While the Continental countries moved toward the euro, a chastened Britain sought its own solution. The credit of the Bank of England was not what it was, but it was still a great deal more solid than that of any particular UK government. Why not give the bank back its independent power to set interest rates free of the pressures of Parliament and prime minister? That idea, outlined by Lawson back in the 1980s and killed by Thatcher, was executed in 1997 by the Labour chancellor Gordon Brown, who established at the bank an independent Monetary Policy Committee. There followed ten years of prosperity and price stability.

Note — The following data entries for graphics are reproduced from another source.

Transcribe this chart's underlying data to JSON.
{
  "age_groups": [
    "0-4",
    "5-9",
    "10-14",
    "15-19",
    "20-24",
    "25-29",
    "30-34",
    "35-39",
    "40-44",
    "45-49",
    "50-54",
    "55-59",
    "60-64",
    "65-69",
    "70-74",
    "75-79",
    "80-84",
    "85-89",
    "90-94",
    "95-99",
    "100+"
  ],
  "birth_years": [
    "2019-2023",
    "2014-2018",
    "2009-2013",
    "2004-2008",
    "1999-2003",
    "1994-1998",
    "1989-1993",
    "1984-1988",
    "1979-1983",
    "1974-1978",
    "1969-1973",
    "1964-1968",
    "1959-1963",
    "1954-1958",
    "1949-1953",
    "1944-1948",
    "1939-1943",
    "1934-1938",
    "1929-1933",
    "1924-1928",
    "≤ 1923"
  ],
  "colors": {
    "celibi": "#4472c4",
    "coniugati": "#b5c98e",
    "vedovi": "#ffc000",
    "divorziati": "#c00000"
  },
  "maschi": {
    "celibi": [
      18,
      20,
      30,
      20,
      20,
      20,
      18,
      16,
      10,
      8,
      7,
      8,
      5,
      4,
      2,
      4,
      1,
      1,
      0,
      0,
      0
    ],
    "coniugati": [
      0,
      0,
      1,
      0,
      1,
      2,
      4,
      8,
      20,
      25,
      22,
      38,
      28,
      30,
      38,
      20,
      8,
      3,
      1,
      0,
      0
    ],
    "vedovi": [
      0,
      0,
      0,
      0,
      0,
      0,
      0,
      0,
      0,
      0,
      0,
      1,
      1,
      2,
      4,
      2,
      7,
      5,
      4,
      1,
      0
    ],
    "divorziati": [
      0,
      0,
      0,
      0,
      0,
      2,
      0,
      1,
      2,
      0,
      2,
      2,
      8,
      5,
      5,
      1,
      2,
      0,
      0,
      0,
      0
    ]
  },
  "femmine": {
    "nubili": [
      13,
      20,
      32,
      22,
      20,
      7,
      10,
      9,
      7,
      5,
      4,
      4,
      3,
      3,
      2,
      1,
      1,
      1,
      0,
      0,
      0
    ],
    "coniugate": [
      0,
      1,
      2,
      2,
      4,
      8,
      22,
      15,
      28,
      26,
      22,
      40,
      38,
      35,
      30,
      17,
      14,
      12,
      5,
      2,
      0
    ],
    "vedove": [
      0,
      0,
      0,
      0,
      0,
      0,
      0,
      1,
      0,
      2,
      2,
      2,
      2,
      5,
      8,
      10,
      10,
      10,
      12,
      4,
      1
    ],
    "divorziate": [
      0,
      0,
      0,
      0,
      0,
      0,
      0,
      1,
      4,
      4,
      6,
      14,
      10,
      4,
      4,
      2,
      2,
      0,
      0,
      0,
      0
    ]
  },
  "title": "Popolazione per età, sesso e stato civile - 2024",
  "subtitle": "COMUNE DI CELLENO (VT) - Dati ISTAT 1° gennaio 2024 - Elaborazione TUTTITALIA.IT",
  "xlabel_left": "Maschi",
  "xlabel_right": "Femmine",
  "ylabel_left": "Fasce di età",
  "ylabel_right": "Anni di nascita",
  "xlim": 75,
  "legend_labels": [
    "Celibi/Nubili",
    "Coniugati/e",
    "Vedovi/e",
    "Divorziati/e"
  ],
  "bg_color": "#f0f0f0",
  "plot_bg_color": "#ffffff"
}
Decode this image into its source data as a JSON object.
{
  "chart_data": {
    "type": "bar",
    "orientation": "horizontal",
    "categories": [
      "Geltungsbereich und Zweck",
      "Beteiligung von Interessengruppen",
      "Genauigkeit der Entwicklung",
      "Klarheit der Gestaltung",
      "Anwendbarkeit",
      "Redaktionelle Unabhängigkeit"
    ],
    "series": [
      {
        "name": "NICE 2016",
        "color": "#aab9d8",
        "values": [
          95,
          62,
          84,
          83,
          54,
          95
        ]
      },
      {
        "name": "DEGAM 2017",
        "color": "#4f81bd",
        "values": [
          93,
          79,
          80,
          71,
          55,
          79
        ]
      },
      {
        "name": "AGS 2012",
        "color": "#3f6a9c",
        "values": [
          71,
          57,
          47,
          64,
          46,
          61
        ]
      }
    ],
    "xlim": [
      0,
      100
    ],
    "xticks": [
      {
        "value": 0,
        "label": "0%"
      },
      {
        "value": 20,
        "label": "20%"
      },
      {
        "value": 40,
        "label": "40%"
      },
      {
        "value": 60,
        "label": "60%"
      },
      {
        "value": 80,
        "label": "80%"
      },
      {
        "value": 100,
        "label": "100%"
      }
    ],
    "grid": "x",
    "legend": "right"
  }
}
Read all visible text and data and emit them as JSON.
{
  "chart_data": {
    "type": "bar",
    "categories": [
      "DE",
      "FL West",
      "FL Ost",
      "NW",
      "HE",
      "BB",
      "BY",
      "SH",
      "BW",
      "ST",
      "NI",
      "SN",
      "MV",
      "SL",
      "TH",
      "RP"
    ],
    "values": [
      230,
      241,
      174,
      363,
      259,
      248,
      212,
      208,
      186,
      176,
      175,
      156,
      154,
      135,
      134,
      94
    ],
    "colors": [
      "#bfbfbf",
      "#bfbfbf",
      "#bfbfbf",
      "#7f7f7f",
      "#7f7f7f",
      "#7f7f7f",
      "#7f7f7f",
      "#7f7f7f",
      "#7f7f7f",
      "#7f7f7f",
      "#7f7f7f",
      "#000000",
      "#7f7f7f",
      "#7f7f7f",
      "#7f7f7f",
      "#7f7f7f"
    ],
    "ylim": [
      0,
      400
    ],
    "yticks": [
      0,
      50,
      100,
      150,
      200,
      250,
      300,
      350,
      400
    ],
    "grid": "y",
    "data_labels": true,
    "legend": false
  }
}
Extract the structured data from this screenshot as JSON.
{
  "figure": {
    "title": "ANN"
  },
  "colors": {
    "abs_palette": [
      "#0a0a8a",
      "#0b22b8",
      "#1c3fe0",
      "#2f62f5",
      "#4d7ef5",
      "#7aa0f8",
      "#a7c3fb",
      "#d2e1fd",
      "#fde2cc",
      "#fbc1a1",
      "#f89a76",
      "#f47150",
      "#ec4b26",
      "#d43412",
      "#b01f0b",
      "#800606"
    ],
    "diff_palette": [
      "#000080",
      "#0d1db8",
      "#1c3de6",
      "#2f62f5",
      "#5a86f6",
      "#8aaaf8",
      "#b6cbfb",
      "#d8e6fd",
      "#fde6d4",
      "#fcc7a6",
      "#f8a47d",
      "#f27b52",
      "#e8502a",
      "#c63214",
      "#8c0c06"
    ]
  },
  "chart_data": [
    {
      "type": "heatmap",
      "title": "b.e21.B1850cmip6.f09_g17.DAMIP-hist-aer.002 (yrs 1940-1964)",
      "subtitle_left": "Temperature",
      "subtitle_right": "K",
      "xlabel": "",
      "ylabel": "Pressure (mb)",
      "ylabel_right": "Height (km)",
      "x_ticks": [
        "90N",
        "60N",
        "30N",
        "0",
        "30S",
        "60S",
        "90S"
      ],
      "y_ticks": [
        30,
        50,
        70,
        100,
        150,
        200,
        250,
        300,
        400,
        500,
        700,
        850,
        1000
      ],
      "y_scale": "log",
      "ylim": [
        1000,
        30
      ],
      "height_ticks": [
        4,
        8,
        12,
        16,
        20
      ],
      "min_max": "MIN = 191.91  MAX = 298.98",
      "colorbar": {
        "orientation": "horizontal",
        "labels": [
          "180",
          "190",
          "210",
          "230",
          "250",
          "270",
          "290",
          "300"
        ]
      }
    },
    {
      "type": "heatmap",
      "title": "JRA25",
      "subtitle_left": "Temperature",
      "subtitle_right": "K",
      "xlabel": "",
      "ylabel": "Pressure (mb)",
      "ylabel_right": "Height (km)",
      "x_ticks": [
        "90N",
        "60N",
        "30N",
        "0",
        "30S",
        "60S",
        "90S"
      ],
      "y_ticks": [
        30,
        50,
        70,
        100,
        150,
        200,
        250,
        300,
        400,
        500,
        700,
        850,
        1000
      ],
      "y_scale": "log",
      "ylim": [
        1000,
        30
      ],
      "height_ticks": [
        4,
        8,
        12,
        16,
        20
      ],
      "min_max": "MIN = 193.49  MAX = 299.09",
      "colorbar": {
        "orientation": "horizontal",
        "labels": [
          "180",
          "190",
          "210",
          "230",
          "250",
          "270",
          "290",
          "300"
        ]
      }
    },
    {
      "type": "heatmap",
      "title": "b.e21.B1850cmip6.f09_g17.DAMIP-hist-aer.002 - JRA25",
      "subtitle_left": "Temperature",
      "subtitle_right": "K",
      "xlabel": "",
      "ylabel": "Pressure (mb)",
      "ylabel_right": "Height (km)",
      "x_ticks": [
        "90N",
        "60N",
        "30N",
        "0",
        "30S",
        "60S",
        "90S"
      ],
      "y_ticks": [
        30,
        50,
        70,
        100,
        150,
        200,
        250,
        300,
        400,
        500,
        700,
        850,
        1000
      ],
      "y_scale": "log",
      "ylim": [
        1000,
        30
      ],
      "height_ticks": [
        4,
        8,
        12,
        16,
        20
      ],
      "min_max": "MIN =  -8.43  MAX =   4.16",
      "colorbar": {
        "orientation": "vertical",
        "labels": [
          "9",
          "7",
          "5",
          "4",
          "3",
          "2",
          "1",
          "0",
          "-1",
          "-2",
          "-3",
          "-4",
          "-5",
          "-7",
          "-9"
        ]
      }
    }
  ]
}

At the same time, the bank lost its regulatory function. The bank had always governed the City not through rules but by small acts of disapproval, often so subtle that they were known as the “Governor’s eyebrows.” This approach became antiquated after the Big Bang brought to London foreign bankers less attuned to the facial expressions of Englishmen, and in any case the bank had failed to detect fraud and money-laundering at the Pakistani-owned Bank of Credit and Commerce International. Bank regulation was transferred to the Financial Services Authority, which did it no better. Regulation was returned to the bank in 2013.
Kynaston had access to the bank’s archives only through 1997, and his long final chapter, covering the twenty-first century, is drawn from newspaper reports, a couple dozen interviews, and the speeches of governors Eddie George (until 2003) and Mervyn King (2003–2013). He makes no great claim for it. There is nothing here of cryptocurrencies like bitcoin, Carney’s polymer banknotes, or his far-flung speeches on subjects from Scottish independence to global warming, which would have astonished his 119 predecessors.
As it turned out, the calm that followed bank independence was perilous. With its eyes fixed on consumer prices, the bank failed to act when the price of assets such as real estate started going through the roof. As King put it just before being appointed governor, “you’ll never know how much you need to raise interest rates in order to reduce asset prices.” The banks found themselves with loans secured on hopelessly overvalued security. In 2008, three British banks—Royal Bank of Scotland, Bank of Scotland, and Lloyd’s—and a couple of building societies (savings and loans) lost their capital. It was the greatest bank failure in British history.
Like its counterparts in the US, Japan, and continental Europe, the Bank of England bought securities from the surviving commercial banks in the hope that they would use the cash created to make loans and forestall a slump in business. This program, known as quantitative easing, has added nearly £500 billion to British banks’ reserves. Whether it has stimulated trade, hampered it, or had no effect at all is impossible to say. As Eddie George put it in other circumstances, and very much in the Bank of England style, “It is easy to slip into the position of the man on the train to Brighton who kept snapping his fingers out of the window to keep the elephants away. Since he saw no elephants, his technique was self-evidently effective.”
Brexit presents the Bank of England with all the challenges of the past three hundred years plus a few more. The Tories and the Scottish Nationalists detest Mark Carney, while Labour wants to move the bank from London to Birmingham, an industrial city in the English Midlands with little by way of banking, no stock exchange, and fewer places of recreation. To survive its fourth century, the bank will need all its cunning.